Put bluntly, without sufficient levels of working capital, a business will struggle to survive and extremely, will wither and die. Working capital reserves will help ensure that the business has sufficient cash reserves to hand that can be used for the settlement of immediate and imminent financial obligations that are outstanding, thereby ensuring that the business does not face bankruptcy proceedings by a creditor.

For some types of business, such as grokers and convenience stores, they are in the fortun position of requiring very small amounts of cash by virtue of the fact that they will receive instant revenue whenever they sell an item, and the expected turnaround time for the sale of their inventory is fairly minimal. However, other types of business (a whiskey distillery is a prime example) will have to wait for prolonged periods of time before their inventory reaches a sufficient level of security that will mean that it can be competitively sold to customers.

In the hiatus between the preparation of their stock and the actual sale, the company will inevitably incur various items of expenditure such as wages and salaries for its personnel, the cost of rent and tax, along with insurance premiums and security. At the risk of grossly oversimplifying a complex and advanced business topic, the more access to money that a company has to its name, the less likely that the company will encounter financial problems.

How would a business owner determine whether they require working capital loans? The equation of computing the need for working capital loans is very straightforward and is as follows:

Current assets-current liabilities = working capital.

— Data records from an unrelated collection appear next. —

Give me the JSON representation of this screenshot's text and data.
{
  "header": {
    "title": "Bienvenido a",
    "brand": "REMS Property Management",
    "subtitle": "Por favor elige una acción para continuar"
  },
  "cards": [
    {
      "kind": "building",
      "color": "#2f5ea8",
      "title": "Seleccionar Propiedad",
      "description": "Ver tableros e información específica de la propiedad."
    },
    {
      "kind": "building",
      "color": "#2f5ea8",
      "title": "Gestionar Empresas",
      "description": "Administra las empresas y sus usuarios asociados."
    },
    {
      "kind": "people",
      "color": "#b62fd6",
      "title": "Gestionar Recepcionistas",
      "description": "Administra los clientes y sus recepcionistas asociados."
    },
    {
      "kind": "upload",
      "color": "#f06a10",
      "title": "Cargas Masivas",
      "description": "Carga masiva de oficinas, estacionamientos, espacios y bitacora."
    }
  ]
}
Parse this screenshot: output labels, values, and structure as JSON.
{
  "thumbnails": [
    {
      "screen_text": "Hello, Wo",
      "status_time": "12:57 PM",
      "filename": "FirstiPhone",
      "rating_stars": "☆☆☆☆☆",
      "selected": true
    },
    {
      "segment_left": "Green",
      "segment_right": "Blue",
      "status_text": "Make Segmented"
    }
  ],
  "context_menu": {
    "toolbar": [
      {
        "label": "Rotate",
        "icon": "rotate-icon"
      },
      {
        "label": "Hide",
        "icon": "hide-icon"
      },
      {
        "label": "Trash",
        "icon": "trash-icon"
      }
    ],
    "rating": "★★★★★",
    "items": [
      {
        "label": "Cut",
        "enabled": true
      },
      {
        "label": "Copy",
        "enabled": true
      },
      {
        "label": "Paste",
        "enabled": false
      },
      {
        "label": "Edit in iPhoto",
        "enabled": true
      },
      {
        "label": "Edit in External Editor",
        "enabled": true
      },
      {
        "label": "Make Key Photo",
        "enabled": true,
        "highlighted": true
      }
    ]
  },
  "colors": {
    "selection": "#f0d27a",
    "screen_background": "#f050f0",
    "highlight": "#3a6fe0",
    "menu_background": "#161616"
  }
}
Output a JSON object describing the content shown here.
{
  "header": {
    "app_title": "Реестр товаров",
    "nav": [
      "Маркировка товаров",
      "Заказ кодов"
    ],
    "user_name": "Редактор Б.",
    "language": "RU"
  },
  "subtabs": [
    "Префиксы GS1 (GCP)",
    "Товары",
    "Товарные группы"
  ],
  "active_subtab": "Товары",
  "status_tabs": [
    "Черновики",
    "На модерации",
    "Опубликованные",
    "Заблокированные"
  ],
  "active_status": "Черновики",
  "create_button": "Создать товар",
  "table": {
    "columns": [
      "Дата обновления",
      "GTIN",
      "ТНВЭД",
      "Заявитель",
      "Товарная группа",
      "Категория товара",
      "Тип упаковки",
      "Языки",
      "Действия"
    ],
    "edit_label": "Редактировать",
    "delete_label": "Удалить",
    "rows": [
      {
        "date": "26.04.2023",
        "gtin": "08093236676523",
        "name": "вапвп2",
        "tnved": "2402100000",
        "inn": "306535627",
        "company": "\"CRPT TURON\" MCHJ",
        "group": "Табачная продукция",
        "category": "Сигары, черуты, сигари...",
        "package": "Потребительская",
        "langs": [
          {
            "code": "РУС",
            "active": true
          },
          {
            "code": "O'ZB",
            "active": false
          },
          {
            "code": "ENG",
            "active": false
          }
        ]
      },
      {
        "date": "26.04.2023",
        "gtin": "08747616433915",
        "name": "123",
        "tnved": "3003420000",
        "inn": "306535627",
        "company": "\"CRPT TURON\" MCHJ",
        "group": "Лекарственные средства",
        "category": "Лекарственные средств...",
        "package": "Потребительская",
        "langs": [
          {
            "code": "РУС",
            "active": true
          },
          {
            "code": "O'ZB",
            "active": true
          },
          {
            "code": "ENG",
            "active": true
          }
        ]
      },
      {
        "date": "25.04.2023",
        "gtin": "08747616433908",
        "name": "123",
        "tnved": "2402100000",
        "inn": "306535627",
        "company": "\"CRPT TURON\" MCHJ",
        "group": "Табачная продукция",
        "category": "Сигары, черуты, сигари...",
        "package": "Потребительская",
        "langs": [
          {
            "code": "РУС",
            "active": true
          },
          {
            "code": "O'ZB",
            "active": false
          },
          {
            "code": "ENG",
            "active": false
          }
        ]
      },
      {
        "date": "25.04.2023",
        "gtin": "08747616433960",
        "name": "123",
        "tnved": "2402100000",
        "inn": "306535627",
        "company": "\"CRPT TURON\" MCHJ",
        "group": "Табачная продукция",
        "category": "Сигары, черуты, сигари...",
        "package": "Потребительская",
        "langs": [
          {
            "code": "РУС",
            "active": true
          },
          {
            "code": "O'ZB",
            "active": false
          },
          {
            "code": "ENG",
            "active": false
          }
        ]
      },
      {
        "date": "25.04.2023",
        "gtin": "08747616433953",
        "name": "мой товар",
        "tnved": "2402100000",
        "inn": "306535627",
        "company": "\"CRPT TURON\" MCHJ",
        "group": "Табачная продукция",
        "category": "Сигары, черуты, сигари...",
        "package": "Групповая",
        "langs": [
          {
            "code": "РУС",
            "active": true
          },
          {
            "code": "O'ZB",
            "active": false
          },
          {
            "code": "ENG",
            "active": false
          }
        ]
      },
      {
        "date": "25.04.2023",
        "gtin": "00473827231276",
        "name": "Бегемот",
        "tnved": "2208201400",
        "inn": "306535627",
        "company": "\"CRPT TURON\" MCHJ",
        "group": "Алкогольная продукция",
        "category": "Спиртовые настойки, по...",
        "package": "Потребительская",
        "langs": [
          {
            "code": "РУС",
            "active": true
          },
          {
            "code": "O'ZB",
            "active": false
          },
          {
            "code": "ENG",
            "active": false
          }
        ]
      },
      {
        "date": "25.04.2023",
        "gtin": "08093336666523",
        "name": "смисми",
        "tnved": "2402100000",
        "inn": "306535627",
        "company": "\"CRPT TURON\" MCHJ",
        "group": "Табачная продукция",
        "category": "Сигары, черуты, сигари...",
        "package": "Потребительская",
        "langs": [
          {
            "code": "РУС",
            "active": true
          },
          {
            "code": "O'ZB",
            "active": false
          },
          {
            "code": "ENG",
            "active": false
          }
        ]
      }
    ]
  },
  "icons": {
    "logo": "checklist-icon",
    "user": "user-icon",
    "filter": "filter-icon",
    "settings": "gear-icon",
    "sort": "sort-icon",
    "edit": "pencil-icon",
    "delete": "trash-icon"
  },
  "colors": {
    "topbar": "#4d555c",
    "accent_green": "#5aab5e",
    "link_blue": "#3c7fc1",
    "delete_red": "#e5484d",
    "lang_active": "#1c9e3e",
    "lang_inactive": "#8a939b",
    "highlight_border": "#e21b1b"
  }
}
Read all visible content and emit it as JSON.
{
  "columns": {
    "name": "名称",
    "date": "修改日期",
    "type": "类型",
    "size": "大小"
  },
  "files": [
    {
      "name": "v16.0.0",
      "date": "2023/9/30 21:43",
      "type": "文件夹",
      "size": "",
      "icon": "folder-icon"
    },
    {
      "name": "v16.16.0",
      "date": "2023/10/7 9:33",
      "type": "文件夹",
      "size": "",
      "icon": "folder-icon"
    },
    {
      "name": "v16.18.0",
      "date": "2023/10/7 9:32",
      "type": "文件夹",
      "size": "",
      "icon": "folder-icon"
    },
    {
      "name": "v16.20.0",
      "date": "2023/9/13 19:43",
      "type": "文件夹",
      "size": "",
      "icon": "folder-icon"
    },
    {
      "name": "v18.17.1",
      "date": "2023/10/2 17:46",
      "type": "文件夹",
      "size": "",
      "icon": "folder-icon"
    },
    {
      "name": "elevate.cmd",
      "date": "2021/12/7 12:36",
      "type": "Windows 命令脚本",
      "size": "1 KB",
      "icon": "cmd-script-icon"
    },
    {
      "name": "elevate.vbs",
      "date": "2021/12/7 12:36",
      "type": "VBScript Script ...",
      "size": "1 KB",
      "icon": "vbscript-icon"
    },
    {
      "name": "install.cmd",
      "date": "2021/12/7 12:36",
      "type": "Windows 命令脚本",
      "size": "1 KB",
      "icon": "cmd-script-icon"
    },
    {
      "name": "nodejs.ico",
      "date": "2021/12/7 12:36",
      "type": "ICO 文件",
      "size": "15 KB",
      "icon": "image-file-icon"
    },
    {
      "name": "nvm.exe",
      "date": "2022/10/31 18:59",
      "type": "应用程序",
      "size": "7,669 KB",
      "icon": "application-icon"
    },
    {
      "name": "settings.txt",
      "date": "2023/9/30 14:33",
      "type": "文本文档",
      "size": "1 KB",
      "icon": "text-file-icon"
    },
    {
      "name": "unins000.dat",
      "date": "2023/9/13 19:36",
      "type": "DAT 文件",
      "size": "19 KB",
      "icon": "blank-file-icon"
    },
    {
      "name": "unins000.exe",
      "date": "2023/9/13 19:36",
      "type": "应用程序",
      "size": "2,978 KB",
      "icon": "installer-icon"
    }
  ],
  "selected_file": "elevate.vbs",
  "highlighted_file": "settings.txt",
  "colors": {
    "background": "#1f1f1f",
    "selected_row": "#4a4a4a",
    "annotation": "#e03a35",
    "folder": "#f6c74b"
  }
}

Now that we have clearly identified the vital role that working capital plays in the health and economic durability and competitiveness of a company, what then are some of the benefits and drawbacks commonly associated with working capital loans? Again, these are as follows.

Benefits

  • The business is kept more solvent, thereby insulating the company against the risk of bankruptcy or insolvency proceedings.
  • By having sufficient high levels of working capital to hand, the business will be in a much stronger position to negotiate with banks and other commercial lenders in order to secure additional financial support.
  • Working capital plays an integral role to the achievement and upkeep thereof, the goodwill (reputation and credibility) of the corporate personality in question.
  • These types of loans are specialized loans designed to be provided to companies in the shortest period of time possible, thereby preventing precious time being wasted.
  • Temporary and unexpected loss of income (such as where a high value customer suddenly stops trading for whatever reason) will not drag the company down.

Drawbacks

  • The company must ensure that they strictly adher to the repayment schedule mandated by the lender, otherwise, they run the very real risk of suffering an adverse credit rating that will have long term ramifications as they are alienated from conventional financial support.
  • These types of loans are primarily used and intended for short term items of expenditure only, thereby reducing their usefulness.